RATIONALE: We sequenced 929 genomes from 54 geographically, linguistically, and culturally diverse human populations to an average of 35× coverage and analyzed the variation among them. We also physically resolved the haplotype phase of 26 of these genomes using linked-read sequencing.
RESULTS: We identified 67.3 million single-nucleotide polymorphisms, 8.8 million small insertions or deletions (indels), and 40,736 copy number variants. This includes hundreds of thousands of variants that had not been discovered by previous sequencing efforts, but which are common in one or more population. We demonstrate benefits to the study of population relationships of genome sequences over ascertained array genotypes, particularly when involving African populations.

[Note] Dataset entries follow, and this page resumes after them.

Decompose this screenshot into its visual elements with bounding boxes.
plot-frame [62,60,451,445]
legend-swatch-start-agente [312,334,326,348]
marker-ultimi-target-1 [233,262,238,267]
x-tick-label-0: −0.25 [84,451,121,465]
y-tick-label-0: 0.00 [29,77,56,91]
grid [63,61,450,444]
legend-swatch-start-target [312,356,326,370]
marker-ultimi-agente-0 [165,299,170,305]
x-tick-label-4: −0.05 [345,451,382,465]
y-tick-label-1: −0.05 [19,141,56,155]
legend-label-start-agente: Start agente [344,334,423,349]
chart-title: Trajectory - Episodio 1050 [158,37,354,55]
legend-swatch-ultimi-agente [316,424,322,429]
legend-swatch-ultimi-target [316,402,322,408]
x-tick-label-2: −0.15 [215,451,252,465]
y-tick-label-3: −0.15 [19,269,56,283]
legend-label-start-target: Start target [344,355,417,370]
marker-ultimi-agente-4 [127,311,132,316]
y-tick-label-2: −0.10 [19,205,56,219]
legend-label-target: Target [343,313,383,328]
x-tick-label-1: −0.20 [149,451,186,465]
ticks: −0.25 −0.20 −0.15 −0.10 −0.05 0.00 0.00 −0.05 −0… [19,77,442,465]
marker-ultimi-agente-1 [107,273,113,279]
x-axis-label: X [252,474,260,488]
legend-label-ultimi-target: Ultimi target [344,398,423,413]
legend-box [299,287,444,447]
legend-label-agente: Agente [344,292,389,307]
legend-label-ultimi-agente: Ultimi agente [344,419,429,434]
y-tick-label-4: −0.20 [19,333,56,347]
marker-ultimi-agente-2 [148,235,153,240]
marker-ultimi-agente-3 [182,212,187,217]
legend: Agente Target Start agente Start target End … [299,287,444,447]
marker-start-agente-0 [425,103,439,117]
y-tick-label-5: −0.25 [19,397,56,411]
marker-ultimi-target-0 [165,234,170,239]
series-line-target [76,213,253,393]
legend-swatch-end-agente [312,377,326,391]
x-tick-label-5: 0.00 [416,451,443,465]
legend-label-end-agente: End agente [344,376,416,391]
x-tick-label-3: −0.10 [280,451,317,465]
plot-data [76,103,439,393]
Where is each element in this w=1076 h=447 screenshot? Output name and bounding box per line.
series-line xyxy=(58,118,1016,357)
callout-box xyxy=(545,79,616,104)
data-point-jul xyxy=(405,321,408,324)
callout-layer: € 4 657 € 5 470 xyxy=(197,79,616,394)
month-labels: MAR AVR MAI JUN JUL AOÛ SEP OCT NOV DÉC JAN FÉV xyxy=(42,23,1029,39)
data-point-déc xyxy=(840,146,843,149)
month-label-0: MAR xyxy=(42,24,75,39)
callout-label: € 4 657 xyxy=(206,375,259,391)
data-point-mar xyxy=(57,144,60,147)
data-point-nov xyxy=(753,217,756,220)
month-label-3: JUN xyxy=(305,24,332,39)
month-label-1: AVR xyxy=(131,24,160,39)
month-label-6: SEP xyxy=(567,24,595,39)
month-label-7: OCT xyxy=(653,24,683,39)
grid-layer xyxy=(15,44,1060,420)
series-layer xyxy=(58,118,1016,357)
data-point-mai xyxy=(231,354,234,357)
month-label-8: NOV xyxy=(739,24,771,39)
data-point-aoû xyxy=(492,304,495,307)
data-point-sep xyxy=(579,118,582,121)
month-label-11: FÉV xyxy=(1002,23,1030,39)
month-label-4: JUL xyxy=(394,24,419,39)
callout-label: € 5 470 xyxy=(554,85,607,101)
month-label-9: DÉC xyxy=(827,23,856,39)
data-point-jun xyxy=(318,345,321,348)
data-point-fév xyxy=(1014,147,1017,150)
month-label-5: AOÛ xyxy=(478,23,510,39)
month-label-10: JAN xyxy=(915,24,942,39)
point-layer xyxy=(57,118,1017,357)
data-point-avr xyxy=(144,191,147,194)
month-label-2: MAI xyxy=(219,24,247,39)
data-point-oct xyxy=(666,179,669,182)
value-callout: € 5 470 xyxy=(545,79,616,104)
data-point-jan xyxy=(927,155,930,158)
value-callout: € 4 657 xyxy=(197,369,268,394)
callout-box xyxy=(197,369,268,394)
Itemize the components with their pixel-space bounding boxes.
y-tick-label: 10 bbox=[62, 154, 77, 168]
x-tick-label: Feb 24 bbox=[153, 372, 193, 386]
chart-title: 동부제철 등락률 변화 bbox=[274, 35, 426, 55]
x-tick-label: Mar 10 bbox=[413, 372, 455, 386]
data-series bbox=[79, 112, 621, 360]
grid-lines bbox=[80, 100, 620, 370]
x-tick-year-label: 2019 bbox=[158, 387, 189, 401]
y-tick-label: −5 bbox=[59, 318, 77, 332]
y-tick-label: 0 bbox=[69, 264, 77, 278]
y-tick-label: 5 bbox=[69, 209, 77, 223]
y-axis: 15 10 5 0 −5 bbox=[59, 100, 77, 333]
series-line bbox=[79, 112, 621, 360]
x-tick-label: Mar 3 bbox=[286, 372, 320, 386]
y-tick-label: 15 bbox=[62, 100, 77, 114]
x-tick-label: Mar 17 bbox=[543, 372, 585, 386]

Populations in central and southern Africa, the Americas, and Oceania each harbor tens to hundreds of thousands of private, common genetic variants. Most of these variants arose as new mutations rather than through archaic introgression, except in Oceanian populations, where many private variants derive from Denisovan admixture. Although some reach high frequencies, no variants are fixed between major geographical regions.
We estimate that the genetic separation between present-day human populations occurred mostly within the past 250,000 years. However, these early separations were gradual in nature and shaped by protracted gene flow. All populations thus still had some genetic contact more recently than this, but there is also evidence that a small fraction of present-day structure might be hundreds of thousands of years older. Most populations expanded in size over the past 10,000 years, but hunter-gatherer groups did not.
The low diversity among the Neanderthal haplotypes segregating in present-day populations indicates that, while more than one Neanderthal individual must have contributed genetic material to modern humans, there was likely only one major episode of admixture. By contrast, Denisovan haplotype diversity reflects a more complex history involving more than one episode of admixture.
We found small amounts of Neanderthal ancestry in West African genomes, most likely reflecting Eurasian admixture. Despite their very low levels or absence of archaic ancestry, African populations share many Neanderthal and Denisovan variants that are absent from Eurasia, reflecting how a larger proportion of the ancestral human variation has been maintained in Africa.
CONCLUSION: The discovery of substantial amounts of common genetic variation that was previously undocumented and is geographically restricted highlights the continued value of anthropologically informed study designs for understanding human diversity. The genome sequences presented here are a freely available resource with relevance to population history, medical genetics, anthropology, and linguistics.